If possible, I'd like a little help with choosing my current sense resistors. From what I understand, the current through that will just be the motor current, so I can use just use P = I2R to get my max power dissipation through said resistor. Is this correct, or is there some complication I'm missing?
If you're putting them in series with the low side MOSFET, you'll only put current through them part of the time. But sizing them to handle the whole motor current rating is probably reasonable (you don't want them to get too hot, after all).
... I'm getting something like a couple of mOhms of resistance that I want tops...
Also thinking of going with 4 termination style resistor for more accurate sensing.
At the very least you need to be careful with layout. You can make a resistor footprint where the main currents connect to the outside of the pads and the sense connections tap off the inside of the component pads. However, you may have 1mOhm or more of resistance in each solder joint (depends on package size), so a 4-wire shut would be more accurate.
An important consideration is offset drift. A basic offset can be calibrated out (e.g. at room temperature), but the drift is unpredictable. Smaller shunt resistor values dissipate less heat but also produce less output voltage and a more susceptible to drift.

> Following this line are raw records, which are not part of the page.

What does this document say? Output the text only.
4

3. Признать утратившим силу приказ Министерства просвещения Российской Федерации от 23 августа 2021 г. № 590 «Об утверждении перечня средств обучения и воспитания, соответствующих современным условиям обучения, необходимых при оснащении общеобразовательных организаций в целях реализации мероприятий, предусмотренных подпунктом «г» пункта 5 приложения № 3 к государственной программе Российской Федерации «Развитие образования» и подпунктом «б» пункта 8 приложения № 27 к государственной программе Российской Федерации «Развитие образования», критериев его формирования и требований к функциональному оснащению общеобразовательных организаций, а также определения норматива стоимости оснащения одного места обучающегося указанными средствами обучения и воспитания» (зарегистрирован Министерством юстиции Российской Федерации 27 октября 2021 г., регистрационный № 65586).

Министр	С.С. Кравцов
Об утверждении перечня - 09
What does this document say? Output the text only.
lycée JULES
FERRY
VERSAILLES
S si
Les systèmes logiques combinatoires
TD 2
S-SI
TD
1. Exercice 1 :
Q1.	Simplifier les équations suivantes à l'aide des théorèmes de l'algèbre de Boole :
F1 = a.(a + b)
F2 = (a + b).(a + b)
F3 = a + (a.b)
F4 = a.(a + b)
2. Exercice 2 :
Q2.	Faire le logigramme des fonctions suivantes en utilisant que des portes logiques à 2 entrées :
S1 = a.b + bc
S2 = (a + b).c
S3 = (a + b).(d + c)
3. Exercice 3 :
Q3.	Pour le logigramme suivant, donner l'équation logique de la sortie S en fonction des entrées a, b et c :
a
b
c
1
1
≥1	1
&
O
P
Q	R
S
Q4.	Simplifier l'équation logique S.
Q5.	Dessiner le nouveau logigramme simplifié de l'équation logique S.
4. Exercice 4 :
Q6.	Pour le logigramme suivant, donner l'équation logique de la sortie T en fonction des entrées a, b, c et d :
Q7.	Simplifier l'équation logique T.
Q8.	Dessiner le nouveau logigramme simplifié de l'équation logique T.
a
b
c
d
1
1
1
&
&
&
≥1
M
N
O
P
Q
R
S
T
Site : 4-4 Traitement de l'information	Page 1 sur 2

Assuming a 5 mOhm shunt (or maybe a bit less - 4.5W is a lot of heat!), you get 5uV/mA into the sense amps. The sense amps are rated for an offset voltage
drift of 10uV/K, which corresponds to 2mA/K. Assuming a 60 Kelvin temperature rise (from 25 deg C to 85 deg C), that's a drift of 120mA. For basic current protection that might be just fine, but for fancy torque control applications that could be a problem.